= Johanne Killeen =

American chef, restaurant owner and cookbook author

Johanne Killeen is an American chef, restaurant owner and cookbook author. Together with her husband, the late George Germon, she founded Al Forno Restaurant in Providence, Rhode Island, which is considered the birthplace of flatbread pizza. She is also the author of two cookbooks: Cucina Simpatica: Robust Trattoria Cooking from Al Forno (1991) and On Top of Spaghetti... Macaroni, Linguine, Penne, and Pasta of Every Kind.

Killeen and Germon were both artists, graduates of the Rhode Island School of Design RISD), and looking for a way to supplement their income which led them to open Al Forno in 1980. At the time they came up with the idea, Killeen had been working at a restaurant outside Florence, Italy while George taught at RISD in Rome.

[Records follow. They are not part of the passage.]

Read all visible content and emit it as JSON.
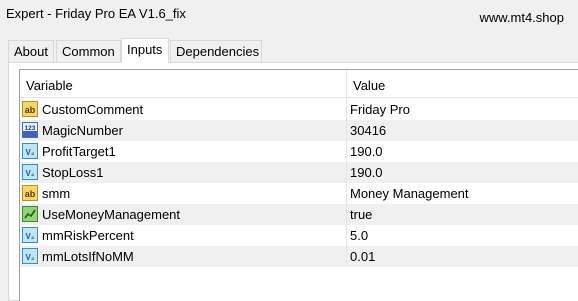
{
  "window": {
    "title": "Expert - Friday Pro EA V1.6_fix",
    "watermark": "www.mt4.shop"
  },
  "tabs": [
    {
      "label": "About",
      "active": false
    },
    {
      "label": "Common",
      "active": false
    },
    {
      "label": "Inputs",
      "active": true
    },
    {
      "label": "Dependencies",
      "active": false
    }
  ],
  "table": {
    "columns": {
      "variable": "Variable",
      "value": "Value"
    },
    "rows": [
      {
        "name": "CustomComment",
        "value": "Friday Pro",
        "icon": "string-icon"
      },
      {
        "name": "MagicNumber",
        "value": "30416",
        "icon": "integer-icon"
      },
      {
        "name": "ProfitTarget1",
        "value": "190.0",
        "icon": "double-icon"
      },
      {
        "name": "StopLoss1",
        "value": "190.0",
        "icon": "double-icon"
      },
      {
        "name": "smm",
        "value": "Money Management",
        "icon": "string-icon"
      },
      {
        "name": "UseMoneyManagement",
        "value": "true",
        "icon": "bool-icon"
      },
      {
        "name": "mmRiskPercent",
        "value": "5.0",
        "icon": "double-icon"
      },
      {
        "name": "mmLotsIfNoMM",
        "value": "0.01",
        "icon": "double-icon"
      }
    ]
  }
}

She and her husband appeared on an episode of In Julia's Kitchen with Master Chefs, where they prepared dirty steak with hot Fanny sauce.

==Honors and awards==
Food & Wine instituted an annual Best New Chef honor in 1988. Killeen Was in the first group and was the only woman in the group chosen. Along with her husband, she won the Best Chef of the Northeast James Beard Award. In 2018, she was a semifinalist for the Outstanding Chef award.